由此观之,(心)与“心”似乎是决不相容的两极。但,(心)是即物不起见,所以,由(心)方面而言,(心)与“心”并不矛盾、冲突或相杀。矛盾、冲突、相杀是由“心”看(心)时的现象。
“心”是分别计较为其特性,所谓是自心计,把一切分有无,别是非,而作种种运为。 “心”是不离分别性。所以不得不起见,如果起了见,就不能见(心)。(心)是以无见之见才能看到的。“心”如果不超越“心” 自身,就不可能变为(心)。 “心”是忆想分别,或分别计较为其性格,所以其作用经常被制限。不能“用而不废”。这是只属于(心)的作用。(心)能有这样的作用,是不属于色或识。就是说; “用而常空”“空而常用”的性格,就是属于(心)自体。(心)的此性格称谓“性净之理”。于“二种人”达摩所说: “无染、无著、无彼、无此”处,称法行得实现。行是用。称法的用是由空而出。无见之见是除此以外无由发出。分别计较的“心”是由于舍自,否定自,不起见而得到体认无见之见。这是“法逐人”,道元所云; “万法来证我”。反之, “人逐法”是自心计,在“法门”中称谓: “是者我自是,而物非是也,非者我自非,而物非非也”。

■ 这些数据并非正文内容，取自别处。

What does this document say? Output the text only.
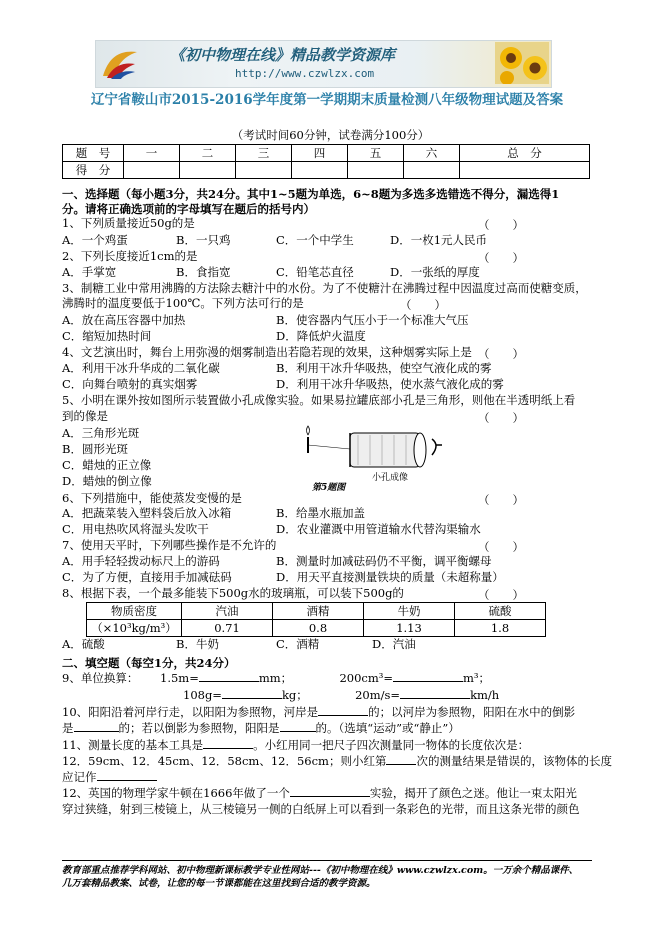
《初中物理在线》精品教学资源库
http://www.czwlzx.com
辽宁省鞍山市2015-2016学年度第一学期期末质量检测八年级物理试题及答案
（考试时间60分钟，试卷满分100分）
题　号	一	二	三	四	五	六	总　分
得　分							
一、选择题（每小题3分，共24分。其中1~5题为单选，6~8题为多选多选错选不得分，漏选得1
分。请将正确选项前的字母填写在题后的括号内）
1、下列质量接近50g的是	（　　）
A．一个鸡蛋	B．一只鸡	C．一个中学生	D．一枚1元人民币
2、下列长度接近1cm的是	（　　）
A．手掌宽	B．食指宽	C．铅笔芯直径	D．一张纸的厚度
3、制糖工业中常用沸腾的方法除去糖汁中的水份。为了不使糖汁在沸腾过程中因温度过高而使糖变质，
沸腾时的温度要低于100℃。下列方法可行的是	（　　）
A．放在高压容器中加热	B．使容器内气压小于一个标准大气压
C．缩短加热时间	D．降低炉火温度
4、文艺演出时，舞台上用弥漫的烟雾制造出若隐若现的效果，这种烟雾实际上是 （　　）
A．利用干冰升华成的二氧化碳	B．利用干冰升华吸热，使空气液化成的雾
C．向舞台喷射的真实烟雾	D．利用干冰升华吸热，使水蒸气液化成的雾
5、小明在课外按如图所示装置做小孔成像实验。如果易拉罐底部小孔是三角形，则他在半透明纸上看
到的像是	（　　）
A．三角形光斑
B．圆形光斑
C．蜡烛的正立像
D．蜡烛的倒立像	小孔成像
第5题图
6、下列措施中，能使蒸发变慢的是	（　　）
A．把蔬菜装入塑料袋后放入冰箱	B．给墨水瓶加盖
C．用电热吹风将湿头发吹干	D．农业灌溉中用管道输水代替沟渠输水
7、使用天平时，下列哪些操作是不允许的	（　　）
A．用手轻轻拨动标尺上的游码	B．测量时加减砝码仍不平衡，调平衡螺母
C．为了方便，直接用手加减砝码	D．用天平直接测量铁块的质量（未超称量）
8、根据下表，一个最多能装下500g水的玻璃瓶，可以装下500g的	（　　）
物质密度	汽油	酒精	牛奶	硫酸
（×10³kg/m³）	0.71	0.8	1.13	1.8
A．硫酸	B．牛奶	C．酒精	D．汽油
二、填空题（每空1分，共24分）
9、单位换算： 1.5m=	mm；	200cm³=	m³；
108g=	kg；	20m/s=	km/h
10、阳阳沿着河岸行走，以阳阳为参照物，河岸是	的；以河岸为参照物，阳阳在水中的倒影
是	的；若以倒影为参照物，阳阳是	的。（选填“运动”或“静止”）
11、测量长度的基本工具是	。小红用同一把尺子四次测量同一物体的长度依次是：
12．59cm、12．45cm、12．58cm、12．56cm；则小红第	次的测量结果是错误的，该物体的长度
应记作
12、英国的物理学家牛顿在1666年做了一个	实验，揭开了颜色之迷。他让一束太阳光
穿过狭缝，射到三棱镜上，从三棱镜另一侧的白纸屏上可以看到一条彩色的光带，而且这条光带的颜色
教育部重点推荐学科网站、初中物理新课标教学专业性网站---《初中物理在线》www.czwlzx.com。一万余个精品课件、
几万套精品教案、试卷，让您的每一节课都能在这里找到合适的教学资源。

据达摩的“安心法门”,安心是在于“慧眼开”处获得。佛教概称谓“慧的宗教”,其教说是以智慧为中心而展开。是以慧眼见到(心),由“心”的系缚脱离, 就是超越分别计较的“心”。在“二种人”称此“慧眼开”谓“壁观”。壁观是相当于今日所称的直观或直觉。慧眼是以无媒介的直觉性为其性格,除却不安心者,并不是分别计较其身,应是无分别无计较其身。应是不起见,逢物直达,而知其本源。直达是直观,在“法门”里“谈心寂灭,无动念处,是名正觉”,正觉、慧眼开、壁观是指同一事象。识心的分别计较寂灭、无动念处,即是一般要媒介的知识发不出来的地方。这就是一般所谓直觉或直观的所在。称谓“即物不起见”。物是对象, “即”是与对象打成一片。既经与对象打成一片,就无见者与所见,没有二物的对立。于兹“不见一物,名之见道”,无见之见成就。把此时的消息称谓“慧眼开” , 即是所谓“开悟”,而得到安心。